The Diving Bell and the Butterfly
PJ Neilan
It’s French. Really French. If you into symbolism, the way the
French are, this film could be viewed in terms of a piece of
flacid meat with a single eye narrating various experiences with
five beautiful women. But it would be a bit much to say that the
story is just a penis metaphor. It’s a French penis metaphor,
which makes it all the more complex. The Diving Bell and the
Butterfly centres on the relationships of a crippled fashion
editor, Elle’s Jean Dominique Bauby (soon-to-be Bond villain
Michael Amalric) and his heroic struggle to write the a book on
his struggle for rehabilitation despite being paralysed from the
neck down and having only the use of just a single eye.
The bulk of Julian Schnabel’s Oscar-nominated work is told in the first person style and from the protagonist’s point of view but it never feels claustrophobic and is consistently clever and moving in equal proportion. Bauby is the arrogant, philanderer, who is the darling of Paris fashion circles before he suffers a stroke while out driving his estranged young son and is soon moved to a convalescence home, where, bar the odd flash back, the film is set.
He is divorced from his impossibly good-looking wife Celine (the excellent Celine Desmoulins), presumably for having an affair with Josephine (Marina Hinds), yet another, impossibly good-looking, albeit a more selfish and flighty, femme du jour, who ultimately abandons him.
Bauby, today, is renowned as a courageous journalist and novelist, whose transformation from bastard to human being occurs before our eyes in this film. From the opening sequence, Bauby’s limitations become all-too-apparent and after his initial despair at the loss of his glamorous lifestyle, he decides to write, claiming his imagination is the only thing left intact.
There is plenty of humour for what could be termed a “heavy” work, particularly with his two doctors, speech-therapist Henriette and physical therapist Maria (the impossibly good-looking Marie Jose Croze and Olatz Lopez Garmendia respectively).
Bauby is fawned over repeatedly by the all the female characters in the film and his transformation from socialite to castaway puts their pouting in a new light, whereas before, it may have been because of what he was, now it seems to be for who he is becoming.

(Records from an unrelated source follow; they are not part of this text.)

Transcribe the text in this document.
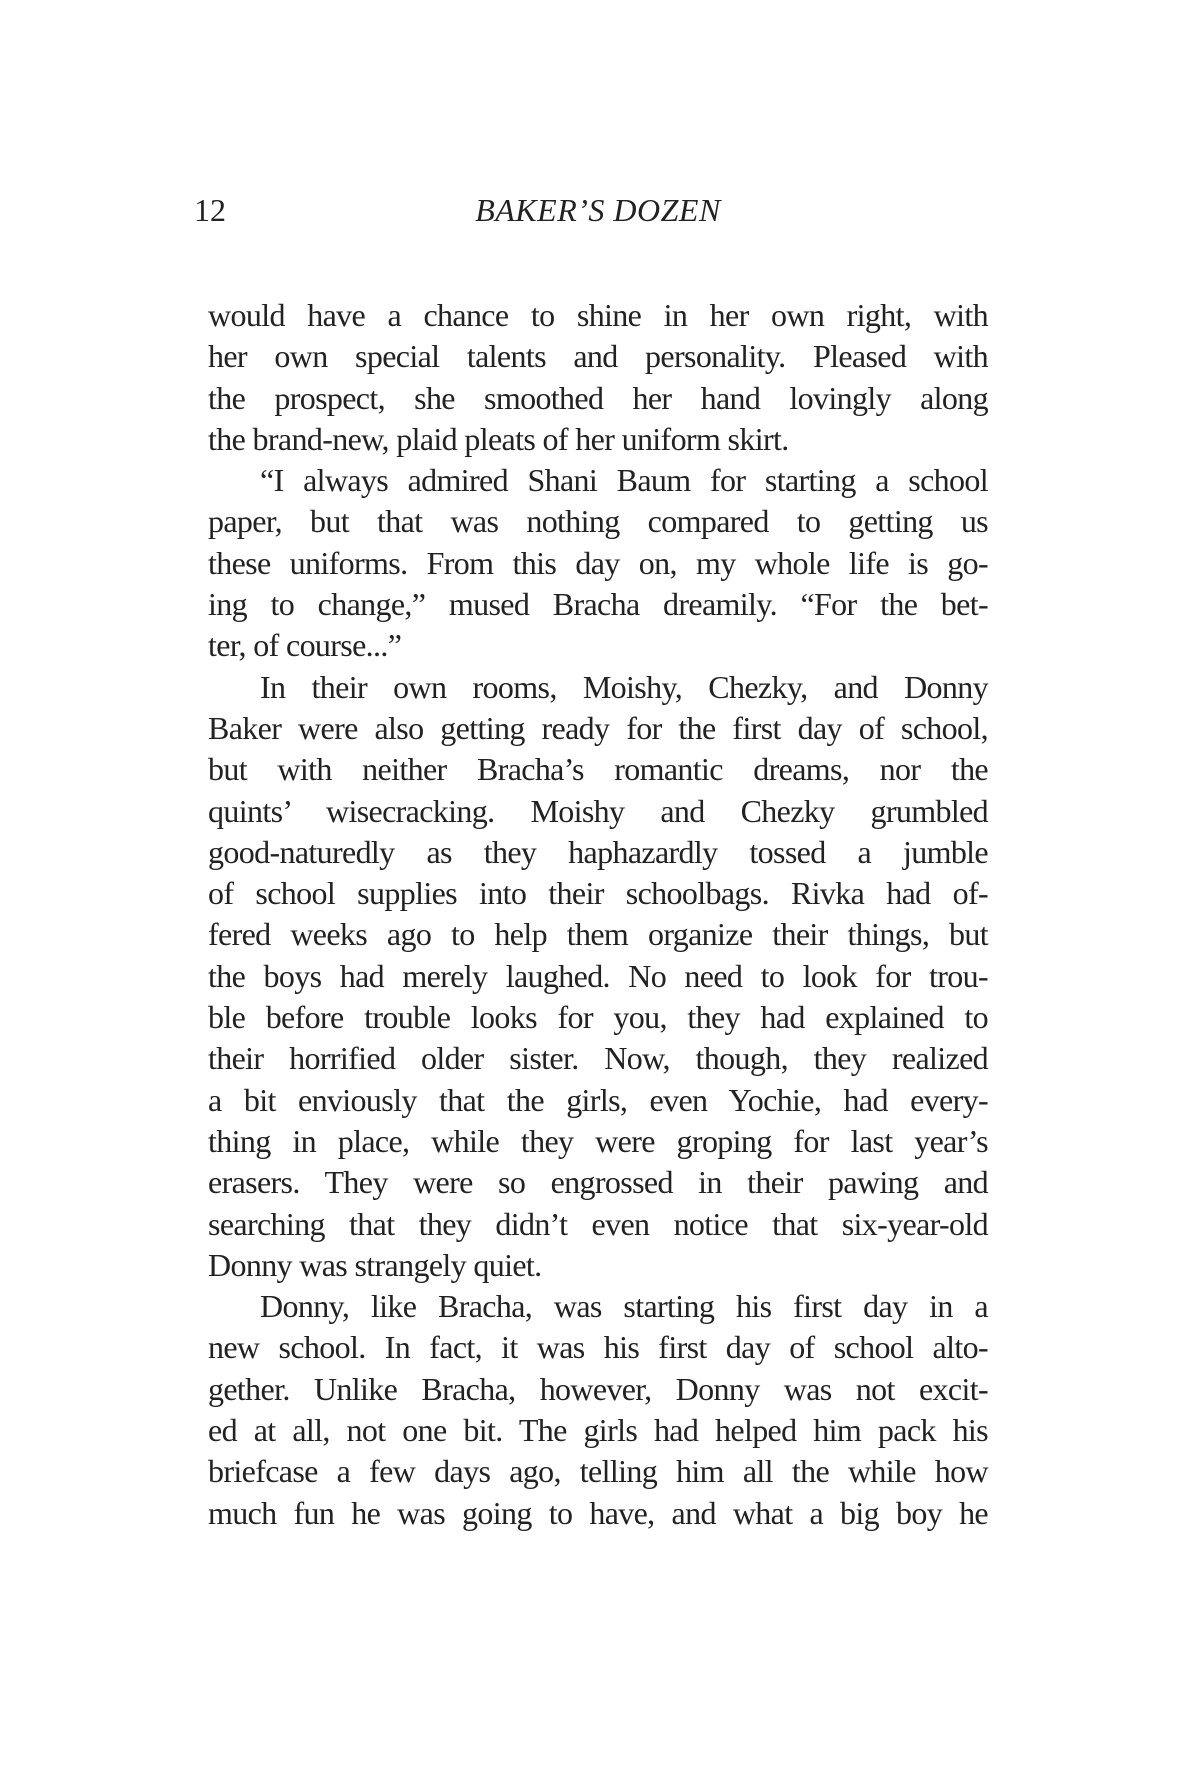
12	BAKER’S DOZEN
would have a chance to shine in her own right, with
her own special talents and personality. Pleased with
the prospect, she smoothed her hand lovingly along
the brand-new, plaid pleats of her uniform skirt.
“I always admired Shani Baum for starting a school
paper, but that was nothing compared to getting us
these uniforms. From this day on, my whole life is go-
ing to change,” mused Bracha dreamily. “For the bet-
ter, of course...”
In their own rooms, Moishy, Chezky, and Donny
Baker were also getting ready for the first day of school,
but with neither Bracha’s romantic dreams, nor the
quints’ wisecracking. Moishy and Chezky grumbled
good-naturedly as they haphazardly tossed a jumble
of school supplies into their schoolbags. Rivka had of-
fered weeks ago to help them organize their things, but
the boys had merely laughed. No need to look for trou-
ble before trouble looks for you, they had explained to
their horrified older sister. Now, though, they realized
a bit enviously that the girls, even Yochie, had every-
thing in place, while they were groping for last year’s
erasers. They were so engrossed in their pawing and
searching that they didn’t even notice that six-year-old
Donny was strangely quiet.
Donny, like Bracha, was starting his first day in a
new school. In fact, it was his first day of school alto-
gether. Unlike Bracha, however, Donny was not excit-
ed at all, not one bit. The girls had helped him pack his
briefcase a few days ago, telling him all the while how
much fun he was going to have, and what a big boy he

However, it is Claude (the impossibly good-looking Anne Consigny), the woman who assists Bauby in his novel through a painstaking and often agonising process of reading a speech alphabet waiting for a blink from Bauby to select the right letter, who falls completely for him.
Alas, it is not to be for Bauby and Anne but there is plenty of touching moments along the way and their adventure together is sad and real at once. An excellent turn from Max Von Sydow as Bauby’s father and skilful direction from Schnabel makes The Diving Bell and the Butterfly an emotive and profound cinematic experience, if you can see past the impossible good-looking Frenchness of it all and give the subtitles a chance (it’s French film).